Now, self promotion may not be your cup of tea, but you had better make sure you don't have anything damaging out on the web. Here is a great case in point: I was recently feeling sentimental about high school and wanted to find out what my old friend was up to these days. I knew he had moved away after finishing up his graduate degree, and put his possible whereabouts into Google. Yes, possible stalker alert time! But boy was I shocked when the first result that came up was from Mugshots.com. Going to the site, I got to see my old friend's face for the first time in years. Yep, that was him--looking a little bleary-eyed in front of the police camera.
Ok, I should stop the online sleuthing now, and chalk this up to "good to have known him, time to move on" but I was really shocked by his possible fall from grace. So, using some additional information, I expanded my search. With this, I found out that he's a highly successful financier who has been gainfully employed for years. His photo on his work profile looks self-assured and completely capable. Not the beat-up guy in the police blotter shot.
I haven't touched base with my old friend--being worried about being seen as a stalker, and in case there is really more stuff I shouldn't uncover! But if I were him, I'd be calling up mugshots.com immediately and asking to have my information removed. Looking over the site, they publish this information due to the Freedom of Information Act. This is such a great Act, allowing things like the local paper printing all of my neighbor's government salaries a few years' back. Made several of them ticked off, but it was fun seeing who made what! FOIA of not, mugshots.com also has a link for getting your information removed. Reading their FAQ, they mention that you can have your picture removed, and that there may be costs associated with this. No dollar amount is listed, but I am pretty sure you could call them to get something worked out. Probably for smaller violations it would be less expensive, for repeat mugshots and heinous crimes, it would be more costly. So, how much you are willing to pay may reflect on your online persona and/or criminal alter-ego.
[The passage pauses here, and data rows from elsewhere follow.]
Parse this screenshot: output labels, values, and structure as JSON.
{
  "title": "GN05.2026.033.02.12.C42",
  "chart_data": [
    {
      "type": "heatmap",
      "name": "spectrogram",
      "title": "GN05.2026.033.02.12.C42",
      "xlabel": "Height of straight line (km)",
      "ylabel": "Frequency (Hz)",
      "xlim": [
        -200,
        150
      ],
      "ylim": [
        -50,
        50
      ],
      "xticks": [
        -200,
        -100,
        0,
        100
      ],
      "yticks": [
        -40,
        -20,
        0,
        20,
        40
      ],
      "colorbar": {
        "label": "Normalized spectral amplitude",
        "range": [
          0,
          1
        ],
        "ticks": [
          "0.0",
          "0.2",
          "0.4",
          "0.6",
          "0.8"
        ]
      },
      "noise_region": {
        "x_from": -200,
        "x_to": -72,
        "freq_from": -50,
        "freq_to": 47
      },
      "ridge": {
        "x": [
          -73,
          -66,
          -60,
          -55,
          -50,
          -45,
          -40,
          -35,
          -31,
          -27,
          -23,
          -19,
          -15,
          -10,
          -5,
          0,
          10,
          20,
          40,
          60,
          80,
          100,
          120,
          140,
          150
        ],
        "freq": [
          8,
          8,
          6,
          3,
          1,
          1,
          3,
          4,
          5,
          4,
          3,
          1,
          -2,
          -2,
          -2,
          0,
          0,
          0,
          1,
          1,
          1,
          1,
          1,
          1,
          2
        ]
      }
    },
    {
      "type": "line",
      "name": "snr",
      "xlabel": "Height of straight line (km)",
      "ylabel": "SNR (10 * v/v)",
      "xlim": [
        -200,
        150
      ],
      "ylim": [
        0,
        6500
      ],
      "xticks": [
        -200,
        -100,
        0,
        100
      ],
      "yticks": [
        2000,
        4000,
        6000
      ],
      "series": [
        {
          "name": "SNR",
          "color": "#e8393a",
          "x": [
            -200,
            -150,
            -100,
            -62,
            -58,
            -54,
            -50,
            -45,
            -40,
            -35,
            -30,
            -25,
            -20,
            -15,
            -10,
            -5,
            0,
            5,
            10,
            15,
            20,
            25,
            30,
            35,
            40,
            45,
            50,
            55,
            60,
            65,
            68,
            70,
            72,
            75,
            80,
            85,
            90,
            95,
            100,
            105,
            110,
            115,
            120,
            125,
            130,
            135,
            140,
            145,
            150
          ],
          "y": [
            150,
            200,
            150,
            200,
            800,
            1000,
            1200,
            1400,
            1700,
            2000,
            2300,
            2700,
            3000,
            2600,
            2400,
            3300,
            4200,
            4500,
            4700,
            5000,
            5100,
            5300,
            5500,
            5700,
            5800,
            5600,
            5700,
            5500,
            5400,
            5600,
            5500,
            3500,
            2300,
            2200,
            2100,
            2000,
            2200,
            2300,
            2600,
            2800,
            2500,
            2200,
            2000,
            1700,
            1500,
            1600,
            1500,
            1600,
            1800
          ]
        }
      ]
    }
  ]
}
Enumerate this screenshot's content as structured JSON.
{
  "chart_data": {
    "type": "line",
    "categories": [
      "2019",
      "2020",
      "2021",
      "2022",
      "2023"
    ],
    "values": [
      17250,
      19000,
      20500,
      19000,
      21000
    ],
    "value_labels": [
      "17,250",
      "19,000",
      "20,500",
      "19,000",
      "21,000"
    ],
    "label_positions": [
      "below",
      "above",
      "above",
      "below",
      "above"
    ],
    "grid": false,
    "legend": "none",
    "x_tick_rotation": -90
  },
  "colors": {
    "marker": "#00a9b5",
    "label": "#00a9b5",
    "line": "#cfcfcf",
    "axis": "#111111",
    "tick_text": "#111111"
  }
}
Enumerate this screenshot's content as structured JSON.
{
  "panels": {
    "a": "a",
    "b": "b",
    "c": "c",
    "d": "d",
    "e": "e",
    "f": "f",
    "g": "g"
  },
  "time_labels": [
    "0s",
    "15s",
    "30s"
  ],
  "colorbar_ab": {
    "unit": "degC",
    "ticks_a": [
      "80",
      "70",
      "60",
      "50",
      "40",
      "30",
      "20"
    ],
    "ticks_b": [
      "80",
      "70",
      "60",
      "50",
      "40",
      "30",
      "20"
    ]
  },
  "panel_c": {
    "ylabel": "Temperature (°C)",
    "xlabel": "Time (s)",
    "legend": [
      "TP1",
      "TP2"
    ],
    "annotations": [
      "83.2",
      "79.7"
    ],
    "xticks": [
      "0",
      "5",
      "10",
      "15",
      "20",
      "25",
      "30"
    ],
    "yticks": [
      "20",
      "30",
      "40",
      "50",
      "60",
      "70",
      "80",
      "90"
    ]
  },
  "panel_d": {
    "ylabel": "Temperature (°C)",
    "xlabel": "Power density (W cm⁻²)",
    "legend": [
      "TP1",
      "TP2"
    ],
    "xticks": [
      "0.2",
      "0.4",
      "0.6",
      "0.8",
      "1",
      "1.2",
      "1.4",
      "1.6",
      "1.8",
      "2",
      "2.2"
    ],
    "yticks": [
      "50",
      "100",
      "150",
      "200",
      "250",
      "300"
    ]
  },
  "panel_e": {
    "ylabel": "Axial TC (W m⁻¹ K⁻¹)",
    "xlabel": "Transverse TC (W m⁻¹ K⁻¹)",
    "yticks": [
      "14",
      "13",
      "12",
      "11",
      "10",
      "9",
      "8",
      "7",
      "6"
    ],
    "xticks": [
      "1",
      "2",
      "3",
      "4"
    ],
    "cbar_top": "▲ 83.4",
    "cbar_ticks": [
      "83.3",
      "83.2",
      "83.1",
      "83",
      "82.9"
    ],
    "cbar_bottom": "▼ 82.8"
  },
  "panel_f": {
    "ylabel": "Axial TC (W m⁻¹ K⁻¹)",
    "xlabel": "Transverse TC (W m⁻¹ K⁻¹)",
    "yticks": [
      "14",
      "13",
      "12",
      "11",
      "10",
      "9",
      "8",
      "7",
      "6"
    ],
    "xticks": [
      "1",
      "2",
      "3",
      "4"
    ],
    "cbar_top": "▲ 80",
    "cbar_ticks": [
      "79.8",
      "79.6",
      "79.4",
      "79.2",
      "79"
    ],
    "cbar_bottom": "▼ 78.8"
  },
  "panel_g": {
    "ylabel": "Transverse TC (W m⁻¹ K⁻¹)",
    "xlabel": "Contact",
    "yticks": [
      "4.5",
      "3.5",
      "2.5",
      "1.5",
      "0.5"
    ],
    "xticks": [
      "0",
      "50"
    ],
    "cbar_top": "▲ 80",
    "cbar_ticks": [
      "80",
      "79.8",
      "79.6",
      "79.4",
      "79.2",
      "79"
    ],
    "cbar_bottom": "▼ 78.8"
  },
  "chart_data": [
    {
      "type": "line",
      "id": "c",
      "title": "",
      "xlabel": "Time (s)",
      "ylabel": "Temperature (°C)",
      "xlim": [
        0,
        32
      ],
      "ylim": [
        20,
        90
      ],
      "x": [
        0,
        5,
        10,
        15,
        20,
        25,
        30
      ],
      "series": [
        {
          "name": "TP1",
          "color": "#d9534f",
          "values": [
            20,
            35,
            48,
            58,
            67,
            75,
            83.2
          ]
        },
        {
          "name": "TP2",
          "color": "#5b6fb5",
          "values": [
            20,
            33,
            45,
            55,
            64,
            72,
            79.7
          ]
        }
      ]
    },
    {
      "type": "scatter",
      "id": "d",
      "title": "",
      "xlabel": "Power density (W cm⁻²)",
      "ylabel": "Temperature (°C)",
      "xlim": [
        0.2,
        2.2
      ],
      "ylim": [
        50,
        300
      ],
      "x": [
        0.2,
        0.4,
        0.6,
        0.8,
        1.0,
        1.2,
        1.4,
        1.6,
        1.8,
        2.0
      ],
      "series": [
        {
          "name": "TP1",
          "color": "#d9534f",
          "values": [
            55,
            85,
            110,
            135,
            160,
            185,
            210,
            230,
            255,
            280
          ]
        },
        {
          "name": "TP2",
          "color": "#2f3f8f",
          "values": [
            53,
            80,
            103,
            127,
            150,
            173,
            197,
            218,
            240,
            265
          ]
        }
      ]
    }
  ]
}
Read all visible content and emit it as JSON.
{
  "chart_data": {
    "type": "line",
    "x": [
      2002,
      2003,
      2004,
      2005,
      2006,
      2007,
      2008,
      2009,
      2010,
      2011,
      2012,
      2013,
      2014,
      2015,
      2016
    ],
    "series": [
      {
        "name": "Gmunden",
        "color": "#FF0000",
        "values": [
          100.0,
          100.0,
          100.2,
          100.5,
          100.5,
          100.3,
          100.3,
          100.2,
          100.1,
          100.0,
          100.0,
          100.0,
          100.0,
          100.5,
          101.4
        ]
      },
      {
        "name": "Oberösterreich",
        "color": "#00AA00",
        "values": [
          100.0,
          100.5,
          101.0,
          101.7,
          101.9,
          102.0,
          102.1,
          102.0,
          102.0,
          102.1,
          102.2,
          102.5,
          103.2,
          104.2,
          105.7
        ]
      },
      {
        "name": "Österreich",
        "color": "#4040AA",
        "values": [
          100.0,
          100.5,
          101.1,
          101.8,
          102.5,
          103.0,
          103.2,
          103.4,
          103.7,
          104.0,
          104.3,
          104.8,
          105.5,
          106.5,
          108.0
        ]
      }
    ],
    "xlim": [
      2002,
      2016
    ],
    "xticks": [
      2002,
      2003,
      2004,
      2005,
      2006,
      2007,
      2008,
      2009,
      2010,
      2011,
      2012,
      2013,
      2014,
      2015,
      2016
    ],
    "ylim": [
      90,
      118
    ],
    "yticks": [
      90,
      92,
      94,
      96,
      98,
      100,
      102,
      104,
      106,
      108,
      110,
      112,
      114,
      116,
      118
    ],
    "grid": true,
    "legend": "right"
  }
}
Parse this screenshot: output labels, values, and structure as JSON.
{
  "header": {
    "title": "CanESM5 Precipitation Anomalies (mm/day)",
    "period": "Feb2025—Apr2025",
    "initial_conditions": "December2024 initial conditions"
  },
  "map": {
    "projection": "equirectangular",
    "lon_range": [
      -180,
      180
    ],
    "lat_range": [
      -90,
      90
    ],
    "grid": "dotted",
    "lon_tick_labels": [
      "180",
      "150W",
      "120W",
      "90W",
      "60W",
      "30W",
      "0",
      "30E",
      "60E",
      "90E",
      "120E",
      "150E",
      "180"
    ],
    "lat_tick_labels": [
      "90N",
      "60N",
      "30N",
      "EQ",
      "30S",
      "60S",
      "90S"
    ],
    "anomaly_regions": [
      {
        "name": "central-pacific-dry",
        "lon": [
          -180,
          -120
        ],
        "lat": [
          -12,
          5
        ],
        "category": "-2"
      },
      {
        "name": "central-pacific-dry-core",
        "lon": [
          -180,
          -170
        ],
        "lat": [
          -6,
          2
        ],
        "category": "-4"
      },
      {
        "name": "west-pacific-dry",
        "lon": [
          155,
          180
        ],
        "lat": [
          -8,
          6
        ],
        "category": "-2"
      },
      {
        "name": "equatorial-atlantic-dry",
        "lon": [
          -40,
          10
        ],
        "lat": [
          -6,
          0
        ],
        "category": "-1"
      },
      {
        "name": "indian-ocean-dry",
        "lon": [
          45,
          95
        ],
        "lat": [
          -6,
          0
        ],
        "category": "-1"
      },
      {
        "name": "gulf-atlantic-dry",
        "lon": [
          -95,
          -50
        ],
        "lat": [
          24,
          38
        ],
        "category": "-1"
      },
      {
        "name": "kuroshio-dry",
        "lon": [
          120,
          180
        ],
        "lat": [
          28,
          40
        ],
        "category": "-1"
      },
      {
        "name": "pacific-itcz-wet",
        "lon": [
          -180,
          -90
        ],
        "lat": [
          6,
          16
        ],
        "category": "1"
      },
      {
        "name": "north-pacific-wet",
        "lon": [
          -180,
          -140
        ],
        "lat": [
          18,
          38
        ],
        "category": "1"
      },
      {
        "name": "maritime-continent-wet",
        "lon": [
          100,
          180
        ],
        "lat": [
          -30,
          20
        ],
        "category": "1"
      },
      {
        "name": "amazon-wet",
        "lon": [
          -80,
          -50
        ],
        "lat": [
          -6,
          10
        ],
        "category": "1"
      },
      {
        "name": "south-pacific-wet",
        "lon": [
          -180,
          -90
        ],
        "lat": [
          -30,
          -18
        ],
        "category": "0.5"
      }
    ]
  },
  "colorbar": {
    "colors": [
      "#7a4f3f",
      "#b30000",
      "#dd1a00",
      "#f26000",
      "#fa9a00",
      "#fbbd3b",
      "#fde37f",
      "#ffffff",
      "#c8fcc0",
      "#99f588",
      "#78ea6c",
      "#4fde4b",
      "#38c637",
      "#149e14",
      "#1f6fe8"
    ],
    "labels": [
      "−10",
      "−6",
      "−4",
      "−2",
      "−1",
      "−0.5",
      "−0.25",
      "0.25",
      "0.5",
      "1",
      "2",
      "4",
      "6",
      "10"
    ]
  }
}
This is not the first time I've found, let's say "awkward", information online. When I have suspicions about a potential job seeker or unknown client, the first place I go is Google. I have recently Googled a job seeker whose first search information was about a past scam, and another who was involved in questionable business practices within the wine industry. Decided against putting these people on my A Team of Talent.
So, use those tools up there to protect your online persona. If a recruiter is doing it, who else might be? Now, to friend the guy in the mugshot or not? That is the question.